Meskipun demikian, itu bukan berarti perjalanan hidup Sang Imam mulus begitu saja. Ada saja terpaan fitnah yang melanda beliau, bersama dengan kemuliaan dan kebesaran yang beliau miliki. Tatkala fitnah tentang aqidah/keyakinan bahwa al-Qur'an makhluk telah disalahalamatkan kepada beliau oleh sebagian orang yang tidak bertanggung jawab. Padahal, keyakinan al-Qur'an makhluk merupakan keyakinan sekte sesat yang amat terkenal di masa itu, yaitu Jahmiyah!

Pengantar Sebelum Menyimak Kisah Beliau

al-Qur'an adalah kalam/ucapan Allah. Ini sudah jelas. Akan tetapi, bolehkah kita katakan bahwa pelafalan al-Qur'an itu makhluk, atau bukan makhluk, atau harus diam dalam persoalan ini?!

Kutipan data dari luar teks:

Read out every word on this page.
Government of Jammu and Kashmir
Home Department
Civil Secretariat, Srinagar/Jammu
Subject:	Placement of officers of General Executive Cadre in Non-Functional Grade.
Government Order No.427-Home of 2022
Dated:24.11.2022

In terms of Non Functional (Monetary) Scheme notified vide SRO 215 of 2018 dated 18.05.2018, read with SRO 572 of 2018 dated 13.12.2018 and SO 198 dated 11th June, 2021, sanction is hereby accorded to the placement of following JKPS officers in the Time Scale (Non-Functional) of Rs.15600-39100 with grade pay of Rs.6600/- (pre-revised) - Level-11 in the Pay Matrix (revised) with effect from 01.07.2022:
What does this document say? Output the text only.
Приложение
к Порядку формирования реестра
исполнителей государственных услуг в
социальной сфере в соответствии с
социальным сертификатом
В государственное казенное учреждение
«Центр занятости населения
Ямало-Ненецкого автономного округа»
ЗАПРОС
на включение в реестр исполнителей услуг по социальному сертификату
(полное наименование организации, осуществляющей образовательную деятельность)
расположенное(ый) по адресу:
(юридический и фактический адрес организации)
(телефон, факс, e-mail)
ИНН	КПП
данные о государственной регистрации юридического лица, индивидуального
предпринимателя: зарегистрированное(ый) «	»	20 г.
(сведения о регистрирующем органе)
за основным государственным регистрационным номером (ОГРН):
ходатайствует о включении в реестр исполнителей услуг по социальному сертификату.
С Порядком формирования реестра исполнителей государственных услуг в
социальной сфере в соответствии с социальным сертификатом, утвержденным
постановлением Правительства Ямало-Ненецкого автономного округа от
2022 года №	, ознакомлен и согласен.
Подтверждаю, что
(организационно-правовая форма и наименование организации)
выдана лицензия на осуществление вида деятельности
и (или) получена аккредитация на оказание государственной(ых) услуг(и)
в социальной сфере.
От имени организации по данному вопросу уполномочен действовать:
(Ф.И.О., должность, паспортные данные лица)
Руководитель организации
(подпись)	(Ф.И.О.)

Jawaban yang lebih tepat, memberikan hukum umum dalam permasalahan ini, yaitu dengan serta merta menolak atau menerima pernyataan 'pelafalan al-Qur'an adalah makhluk' adalah tidak tepat. Sebab hal ini harus dirinci terlebih dahulu. Jika yang dimaksud dengan pelafalan itu adalah perbuatan (fi'il) mengucapkannya yang hal itu termasuk perbuatan hamba maka jelas ini adalah makhluk. Karena hamba beserta perbuatannya adalah makhluk. Namun, apabila yang dimaksud dengan pelafalan itu adalah ucapan yang dilafalkan (maf'ul) maka itu adalah kalam/ucapan Allah dan bukan makhluk. Karena kalam Allah merupakan salah satu sifat-Nya, sedangkan sifat-Nya bukan makhluk.

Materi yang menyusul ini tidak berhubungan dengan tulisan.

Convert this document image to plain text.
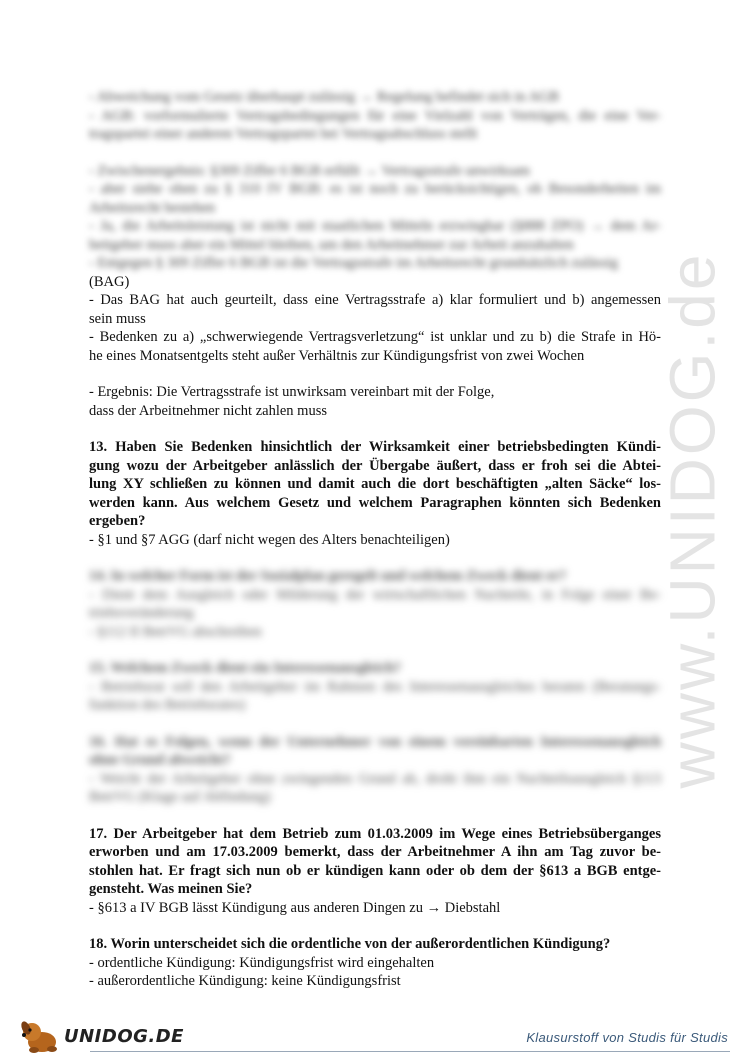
www.UNIDOG.de
- Abweichung vom Gesetz überhaupt zulässig → Regelung befindet sich in AGB
- AGB: vorformulierte Vertragsbedingungen für eine Vielzahl von Verträgen, die eine Ver-
tragspartei einer anderen Vertragspartei bei Vertragsabschluss stellt
- Zwischenergebnis: §309 Ziffer 6 BGB erfüllt → Vertragsstrafe unwirksam
- aber siehe oben zu § 310 IV BGB: es ist noch zu berücksichtigen, ob Besonderheiten im
Arbeitsrecht bestehen
- Ja, die Arbeitsleistung ist nicht mit staatlichen Mitteln erzwingbar (§888 ZPO) → dem Ar-
beitgeber muss aber ein Mittel bleiben, um den Arbeitnehmer zur Arbeit anzuhalten
- Entgegen § 309 Ziffer 6 BGB ist die Vertragsstrafe im Arbeitsrecht grundsätzlich zulässig
(BAG)
- Das BAG hat auch geurteilt, dass eine Vertragsstrafe a) klar formuliert und b) angemessen
sein muss
- Bedenken zu a) „schwerwiegende Vertragsverletzung“ ist unklar und zu b) die Strafe in Hö-
he eines Monatsentgelts steht außer Verhältnis zur Kündigungsfrist von zwei Wochen
- Ergebnis: Die Vertragsstrafe ist unwirksam vereinbart mit der Folge,
dass der Arbeitnehmer nicht zahlen muss
13. Haben Sie Bedenken hinsichtlich der Wirksamkeit einer betriebsbedingten Kündi-
gung wozu der Arbeitgeber anlässlich der Übergabe äußert, dass er froh sei die Abtei-
lung XY schließen zu können und damit auch die dort beschäftigten „alten Säcke“ los-
werden kann. Aus welchem Gesetz und welchem Paragraphen könnten sich Bedenken
ergeben?
- §1 und §7 AGG (darf nicht wegen des Alters benachteiligen)
14. In welcher Form ist der Sozialplan geregelt und welchem Zweck dient er?
- Dient dem Ausgleich oder Milderung der wirtschaftlichen Nachteile, in Folge einer Be-
triebsveränderung
- §112 II BetrVG abschreiben
15. Welchem Zweck dient ein Interessenausgleich?
- Betriebsrat soll den Arbeitgeber im Rahmen des Interessenausgleiches beraten (Beratungs-
funktion des Betriebsrates)
16. Hat es Folgen, wenn der Unternehmer von einem vereinbarten Interessenausgleich
ohne Grund abweicht?
- Weicht der Arbeitgeber ohne zwingenden Grund ab, droht ihm ein Nachteilsausgleich §113
BetrVG (Klage auf Abfindung)
17. Der Arbeitgeber hat dem Betrieb zum 01.03.2009 im Wege eines Betriebsüberganges
erworben und am 17.03.2009 bemerkt, dass der Arbeitnehmer A ihn am Tag zuvor be-
stohlen hat. Er fragt sich nun ob er kündigen kann oder ob dem der §613 a BGB entge-
gensteht. Was meinen Sie?
- §613 a IV BGB lässt Kündigung aus anderen Dingen zu → Diebstahl
18. Worin unterscheidet sich die ordentliche von der außerordentlichen Kündigung?
- ordentliche Kündigung: Kündigungsfrist wird eingehalten
- außerordentliche Kündigung: keine Kündigungsfrist
UNIDOG.DE	Klausurstoff von Studis für Studis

Perincian semacam ini telah diisyaratkan oleh Imam Ahmad. Imam Ahmad mengatakan, “Barangsiapa yang berpendapat bahwa lafalku dalam membaca al-Qur'an adalah makhluk dan yang dia maksud dengannya adalah al-Qur'an maka dia adalah penganut paham Jahmiyah.” Perkataan Imam Ahmad 'dan yang dia maksud adalah al-Qur'an' menunjukkan bahwa apabila yang dia maksudkan bukanlah al-Qur'an akan tetapi perbuatan melafalkan yang ini merupakan perbuatan manusia, maka orang yang mengucapkannya tidak bisa dicap sebagai penganut paham Jahmiyah.

(Diambil dari Fathu Rabbil Bariyyah hal. 70 cet. Dar Ibnul Jauzi).

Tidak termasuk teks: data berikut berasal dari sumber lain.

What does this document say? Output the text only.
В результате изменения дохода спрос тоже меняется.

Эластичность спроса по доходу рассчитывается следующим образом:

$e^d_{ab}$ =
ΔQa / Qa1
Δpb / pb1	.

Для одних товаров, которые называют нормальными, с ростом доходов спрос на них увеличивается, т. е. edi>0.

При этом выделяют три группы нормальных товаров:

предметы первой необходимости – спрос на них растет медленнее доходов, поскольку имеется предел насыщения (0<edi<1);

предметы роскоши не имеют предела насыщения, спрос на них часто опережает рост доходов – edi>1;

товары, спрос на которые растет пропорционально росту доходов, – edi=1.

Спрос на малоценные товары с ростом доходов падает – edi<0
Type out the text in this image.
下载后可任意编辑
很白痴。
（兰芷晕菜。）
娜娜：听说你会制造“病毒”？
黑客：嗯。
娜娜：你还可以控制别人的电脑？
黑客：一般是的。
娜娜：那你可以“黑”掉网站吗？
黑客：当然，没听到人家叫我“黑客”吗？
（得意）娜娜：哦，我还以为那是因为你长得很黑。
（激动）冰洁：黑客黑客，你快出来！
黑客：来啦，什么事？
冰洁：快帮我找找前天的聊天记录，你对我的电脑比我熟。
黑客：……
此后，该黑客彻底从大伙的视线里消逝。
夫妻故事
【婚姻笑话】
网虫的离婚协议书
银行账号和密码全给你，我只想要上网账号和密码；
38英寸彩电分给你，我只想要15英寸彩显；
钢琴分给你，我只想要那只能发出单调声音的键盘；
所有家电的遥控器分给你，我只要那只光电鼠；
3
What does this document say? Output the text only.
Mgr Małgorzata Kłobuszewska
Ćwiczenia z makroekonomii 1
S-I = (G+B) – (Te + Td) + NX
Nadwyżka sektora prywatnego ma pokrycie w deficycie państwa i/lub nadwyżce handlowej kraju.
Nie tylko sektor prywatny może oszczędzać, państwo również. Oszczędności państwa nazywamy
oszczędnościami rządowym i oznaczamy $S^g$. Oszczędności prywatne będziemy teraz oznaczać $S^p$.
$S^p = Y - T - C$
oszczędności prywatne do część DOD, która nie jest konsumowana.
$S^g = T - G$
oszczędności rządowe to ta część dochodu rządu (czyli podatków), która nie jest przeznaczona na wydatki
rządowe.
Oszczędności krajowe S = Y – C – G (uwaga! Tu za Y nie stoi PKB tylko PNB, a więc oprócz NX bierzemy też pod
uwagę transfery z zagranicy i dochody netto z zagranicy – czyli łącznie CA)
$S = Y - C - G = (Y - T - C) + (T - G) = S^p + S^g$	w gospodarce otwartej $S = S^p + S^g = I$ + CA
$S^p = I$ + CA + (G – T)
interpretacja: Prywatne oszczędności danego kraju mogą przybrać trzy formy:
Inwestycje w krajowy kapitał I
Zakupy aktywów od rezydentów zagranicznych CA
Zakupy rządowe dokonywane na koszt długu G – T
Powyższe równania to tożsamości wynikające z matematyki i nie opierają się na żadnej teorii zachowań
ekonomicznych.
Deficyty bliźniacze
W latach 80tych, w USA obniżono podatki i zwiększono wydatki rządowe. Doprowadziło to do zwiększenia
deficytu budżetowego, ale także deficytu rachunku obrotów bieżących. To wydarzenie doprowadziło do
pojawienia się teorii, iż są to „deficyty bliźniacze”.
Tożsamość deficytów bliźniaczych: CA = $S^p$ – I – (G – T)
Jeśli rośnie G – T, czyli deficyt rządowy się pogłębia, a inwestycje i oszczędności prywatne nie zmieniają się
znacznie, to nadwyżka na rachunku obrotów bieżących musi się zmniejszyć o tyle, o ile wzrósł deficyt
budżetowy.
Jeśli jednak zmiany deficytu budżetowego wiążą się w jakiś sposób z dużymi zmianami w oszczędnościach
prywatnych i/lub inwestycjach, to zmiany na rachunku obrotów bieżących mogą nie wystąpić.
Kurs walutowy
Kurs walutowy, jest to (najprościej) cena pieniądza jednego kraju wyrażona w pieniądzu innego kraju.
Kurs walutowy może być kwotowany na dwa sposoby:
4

Fitnah Yang Menimpa Sang Imam

Pada tahun 205 H, Imam Bukhari datang ke Naisabur. Beliau menetap di sana selama beberapa waktu dan terus beraktifitas mengajarkan hadits. Muhammad bin Yahya adz-Dzuhli -tokoh ulama di kota itu dan juga salah satu guru Imam Bukhari- mengatakan kepada murid-muridnya, “Pergilah kalian kepada lelaki salih dan berilmu ini, supaya kalian bisa mendengar ilmu darinya.” Setelah itu, orang-orang pun berduyun-duyun mendatangi majelis Imam Bukhari untuk mendengar hadits darinya. Sampai, suatu ketika muncul 'masalah' di

Page 44: Kumpulan Nasehat dan Pelajaran untuk Seorang Muslim

majelis Muhammad bin Yahya, dimana orang-orang yang semula mendengar hadits di majelisnya berpindah ke majelisnya Imam Bukhari.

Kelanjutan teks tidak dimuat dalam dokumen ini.